The bus station was crowded with women with baskets and bobbing chickens tethered together. A shrine with red joss sticks embedded in its altar smouldered on the pavement in the morning haze. I waited a half hour before I lost patience and decided it would be quicker to hail a cab. We rode through the backstreets past men in pyjamas lurking by doorways and half-dressed children eating sweets. All of them seemed to have t-shirts on that read Nike or Red Bull. On the horizon I could see a black pillar of smoke rising into the sky in the business district. The riot was still in earnest.
Soon
we were travelling beside a river with longtail boats loaded with fruit. Fifteen minutes later the driver looked at the address and stopped outside a metal fence. ‘This is the place, I think maybe it shut.’

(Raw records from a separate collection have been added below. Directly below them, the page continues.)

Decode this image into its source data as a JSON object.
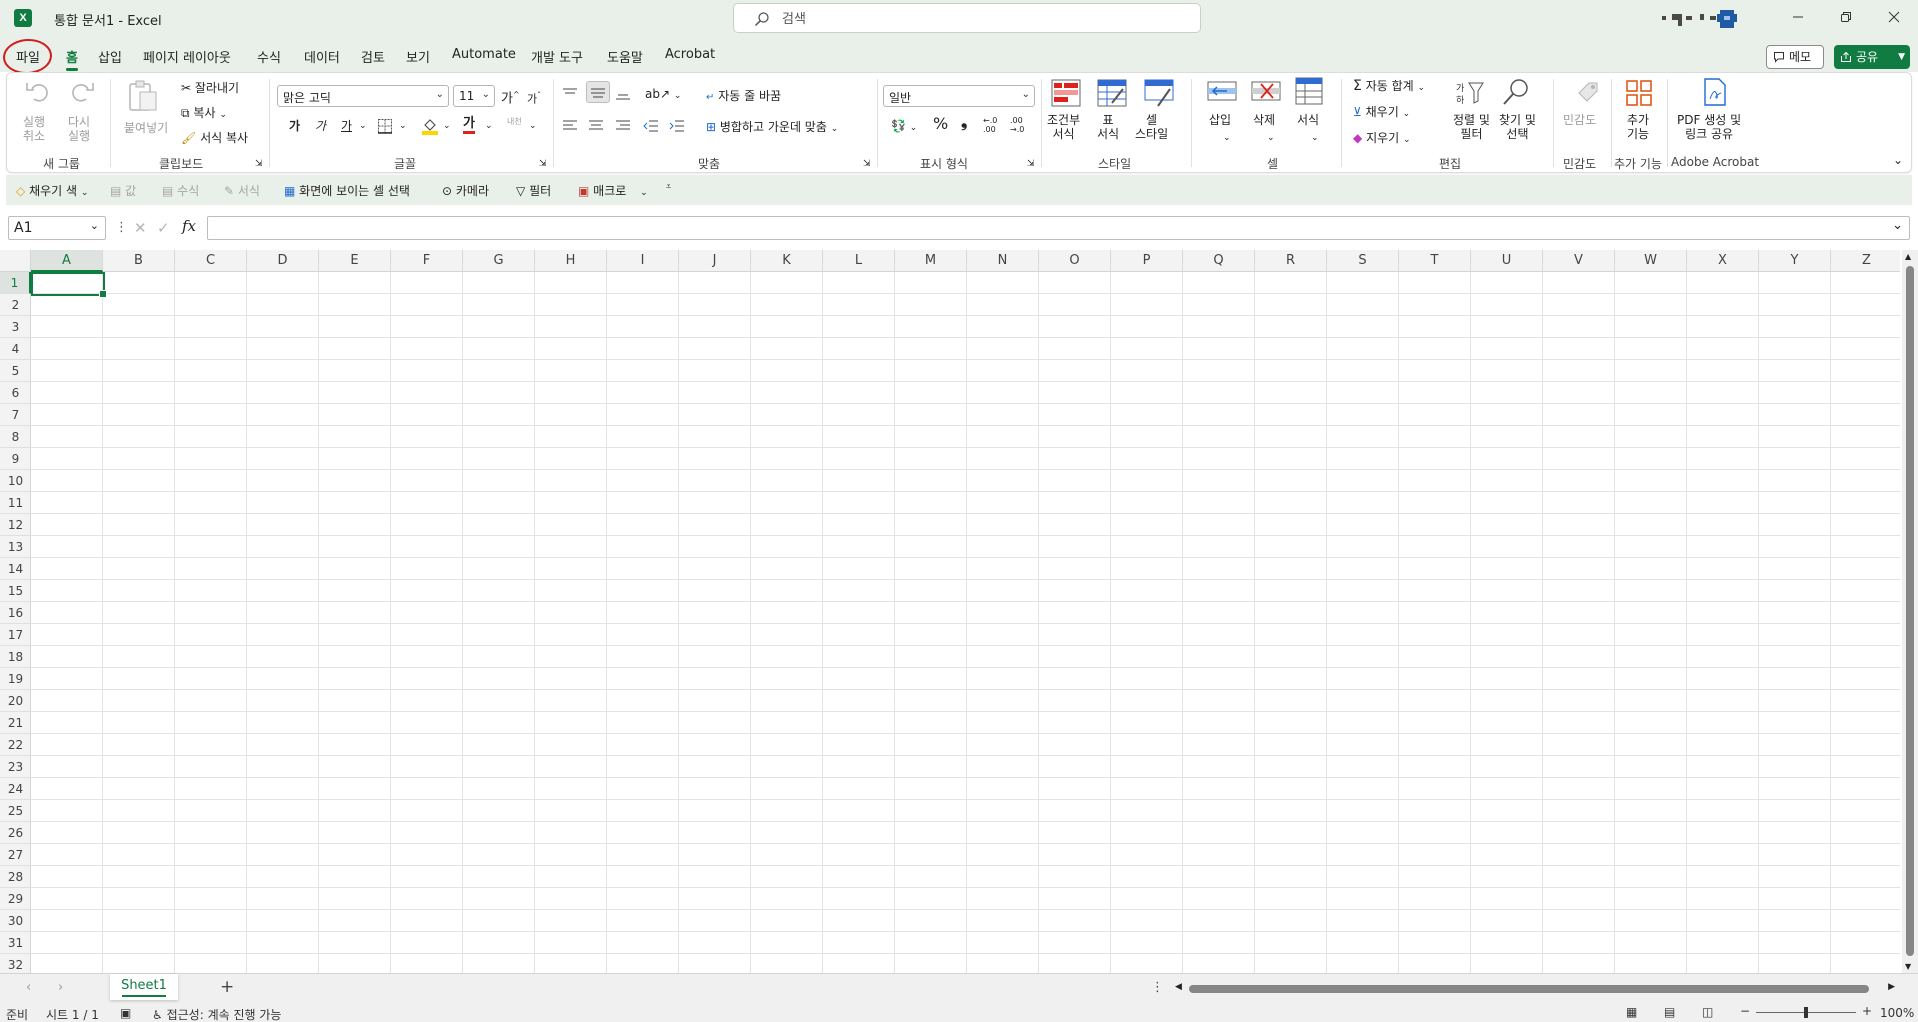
{
  "title_bar": {
    "app_icon_letter": "X",
    "document_title": "통합 문서1  -  Excel",
    "search_placeholder": "검색"
  },
  "menu": {
    "tabs": [
      {
        "label": "파일"
      },
      {
        "label": "홈"
      },
      {
        "label": "삽입"
      },
      {
        "label": "페이지 레이아웃"
      },
      {
        "label": "수식"
      },
      {
        "label": "데이터"
      },
      {
        "label": "검토"
      },
      {
        "label": "보기"
      },
      {
        "label": "Automate"
      },
      {
        "label": "개발 도구"
      },
      {
        "label": "도움말"
      },
      {
        "label": "Acrobat"
      }
    ],
    "active_tab": "홈",
    "memo_label": "메모",
    "share_label": "공유"
  },
  "ribbon": {
    "new_group": {
      "undo": "실행\n취소",
      "redo": "다시\n실행",
      "label": "새 그룹"
    },
    "clipboard": {
      "paste": "붙여넣기",
      "cut": "잘라내기",
      "copy": "복사",
      "format_painter": "서식 복사",
      "label": "클립보드"
    },
    "font": {
      "name": "맑은 고딕",
      "size": "11",
      "grow": "가",
      "shrink": "가",
      "bold": "가",
      "italic": "가",
      "underline": "가",
      "color_glyph": "가",
      "phonetic": "내천",
      "label": "글꼴"
    },
    "alignment": {
      "wrap_text": "자동 줄 바꿈",
      "merge_center": "병합하고 가운데 맞춤",
      "label": "맞춤"
    },
    "number": {
      "format": "일반",
      "percent": "%",
      "comma": "❟",
      "inc_decimal": "←.0\n.00",
      "dec_decimal": ".00\n→.0",
      "label": "표시 형식"
    },
    "styles": {
      "conditional": "조건부\n서식",
      "table": "표\n서식",
      "cell_styles": "셀\n스타일",
      "label": "스타일"
    },
    "cells": {
      "insert": "삽입",
      "delete": "삭제",
      "format": "서식",
      "label": "셀"
    },
    "editing": {
      "autosum": "자동 합계",
      "fill": "채우기",
      "clear": "지우기",
      "sort_filter": "정렬 및\n필터",
      "find_select": "찾기 및\n선택",
      "label": "편집"
    },
    "sensitivity": {
      "button": "민감도",
      "label": "민감도"
    },
    "addins": {
      "button": "추가\n기능",
      "label": "추가 기능"
    },
    "acrobat": {
      "button": "PDF 생성 및\n링크 공유",
      "label": "Adobe Acrobat"
    }
  },
  "quick_access": {
    "fill_color": "채우기 색",
    "values": "값",
    "formulas": "수식",
    "formats": "서식",
    "select_visible": "화면에 보이는 셀 선택",
    "camera": "카메라",
    "filter": "필터",
    "macro": "매크로"
  },
  "formula_bar": {
    "name_box": "A1",
    "fx": "fx",
    "content": ""
  },
  "grid": {
    "columns": [
      "A",
      "B",
      "C",
      "D",
      "E",
      "F",
      "G",
      "H",
      "I",
      "J",
      "K",
      "L",
      "M",
      "N",
      "O",
      "P",
      "Q",
      "R",
      "S",
      "T",
      "U",
      "V",
      "W",
      "X",
      "Y",
      "Z"
    ],
    "rows": [
      "1",
      "2",
      "3",
      "4",
      "5",
      "6",
      "7",
      "8",
      "9",
      "10",
      "11",
      "12",
      "13",
      "14",
      "15",
      "16",
      "17",
      "18",
      "19",
      "20",
      "21",
      "22",
      "23",
      "24",
      "25",
      "26",
      "27",
      "28",
      "29",
      "30",
      "31",
      "32"
    ],
    "active_column": "A",
    "active_row": "1"
  },
  "sheets": {
    "tabs": [
      {
        "label": "Sheet1"
      }
    ],
    "add": "+"
  },
  "status_bar": {
    "ready": "준비",
    "sheet_count": "시트 1 / 1",
    "accessibility": "접근성: 계속 진행 가능",
    "zoom": "100%"
  },
  "colors": {
    "accent": "#107c41",
    "chrome": "#e9f0ea",
    "annotation": "#d11e1e"
  }
}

The fence was tipped in razor-wire, an impressive looking sign read ‘FIREBIRD EXPORT’ in red and gold on the mesh gate with a garuda – a Hindu warrior bird - spreading its wings. Beyond it was a warehouse with oriental writing down the side. I couldn’t see the entrance. I figured Sammy Casbaron wouldn’t mind me turning up without an invitation. I’d rung the number on the card twice but an American voice – his voice - on the answer machine, said they were closed for business till the near future. And why shouldn’t I turn up, after all, he’d told me to call him if I was in trouble? And I was in trouble.
Since the entrance was locked and there was no-one around, I jumped the gate. The cabbie kept the tab going and started dozing no sooner than I left him. I walked toward the warehouse expecting a guard dog to jump out but there was nothing, just the relentless Thai sun burning the cement forecourt. Not much of an export business; no forklifts, no shouting foremen. To all intents and purposes it seemed as if the staff had taken the day off. I walked round the back to a loading bay, but it too was shut. There was an odd stench in the air, a little like the fetid smell you sometimes get in cages at a zoo. I went on around the building. There were no other warehouses besides this. We were in the middle of nowhere.
I was silently praying he’d stick his burnt face around the corner and ask me to come in, when I remembered he wasn’t partial to sunlight. Across the skyline I could see the high risers of the business district. I stopped in my tracks… somebody was moving around inside.
‘Hello?’ I shouted, ‘anyone in?’ But there was no answer. I kept close to the building as my heart began to pound and irrationally, my thoughts returned to Chattuchack, and the men with tattoos and guns. It sounded like a scratching sound in there - sounds – for there was more than one. Where the hell was Sammy when I needed an avuncular figure? The sounds seemed to dissipate and I jogged back toward the front and jumped the fence. The cabbie was still asleep listening to the theme tune from Titanic. So much for Sammy Casbaron: Veteran, racist, thong-wearing, Viagra-addled, charred pervert.